Ocho innovaciones cubanas han obtenido la Medalla de Oro de la
Organización Mundial de la Propiedad Intelectual (OMPI) desde que
por primera vez, en 1989, fue galardonada la vacuna Va-Mengoc-BC,
insignia de la ciencia nacional.
El medicamento marcó el quehacer científico del país por ser el
primero y único efectivo en el mundo contra el meningococo del grupo
B, una afección que se caracteriza por su alta letalidad y evolución
en brotes, según especialistas de la Oficina Cubana de Propiedad
Industrial (OCPI).
Solo siete años después, en 1996, logró una distinción similar el
PPG o Ateromixol, que actúa como agente hipolipemiante, para
pacientes con hipercolesterolemia tipo II, uno de los principales
factores de riesgo de la ateroesclerosis y sus secuelas.

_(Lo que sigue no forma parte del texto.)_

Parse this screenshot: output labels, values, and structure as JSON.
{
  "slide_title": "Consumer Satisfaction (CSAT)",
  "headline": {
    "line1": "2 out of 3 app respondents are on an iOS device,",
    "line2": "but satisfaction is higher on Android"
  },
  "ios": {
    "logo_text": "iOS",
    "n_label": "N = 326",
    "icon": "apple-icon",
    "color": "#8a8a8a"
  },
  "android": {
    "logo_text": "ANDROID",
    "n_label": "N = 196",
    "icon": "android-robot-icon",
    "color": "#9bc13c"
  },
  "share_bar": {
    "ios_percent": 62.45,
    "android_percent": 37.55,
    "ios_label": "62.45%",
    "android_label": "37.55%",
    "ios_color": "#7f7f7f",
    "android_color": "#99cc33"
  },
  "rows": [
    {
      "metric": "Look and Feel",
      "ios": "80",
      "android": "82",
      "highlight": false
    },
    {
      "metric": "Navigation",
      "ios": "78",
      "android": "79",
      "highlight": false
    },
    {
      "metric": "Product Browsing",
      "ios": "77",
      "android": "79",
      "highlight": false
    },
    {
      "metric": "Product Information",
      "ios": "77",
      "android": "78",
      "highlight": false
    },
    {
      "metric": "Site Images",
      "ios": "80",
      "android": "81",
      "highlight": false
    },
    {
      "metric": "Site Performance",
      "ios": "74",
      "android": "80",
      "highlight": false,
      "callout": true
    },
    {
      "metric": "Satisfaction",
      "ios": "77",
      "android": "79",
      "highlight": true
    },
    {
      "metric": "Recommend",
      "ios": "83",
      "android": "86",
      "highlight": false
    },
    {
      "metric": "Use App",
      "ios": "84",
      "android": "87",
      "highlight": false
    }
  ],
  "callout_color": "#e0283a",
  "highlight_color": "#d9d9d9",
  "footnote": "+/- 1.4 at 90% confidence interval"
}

En 2000, correspondió al Biocida, un medicamento efectivo contra
hongos y bacterias de alto espectro, que destruye cepas resistentes
a un gran número de antibióticos. En 2002 lo ganó el Anticuerpo
Monoclonal humanizado h-R3 para el tratamiento terapéutico del
cáncer avanzado.
Una condecoración parecida recibió ese mismo año el Stabilak,
generador de una acción bactericida para retardar el proceso de
acidificación de la leche después del ordeño y expuesta a
temperatura ambiente de hasta 34 grados centígrados.
OMPI entregó su máxima distinción en 2005 a la vacuna cubana
contra la bacteria Haemophilus influenza tipo B, primera del mundo a
partir de antígenos sintéticos. Dos años más tarde, la alcanzaron un
equipo y método para el diagnóstico rápido microbiológico y el
surfactante pulmonar porcino SURFACEN.
También en 2007 y por el uso efectivo de su Sistema de Propiedad
Intelectual, la Corporación Cuba Ron S.A. consiguió el trofeo de la
OMPI, un organismo especializado de la ONU surgido en 1967.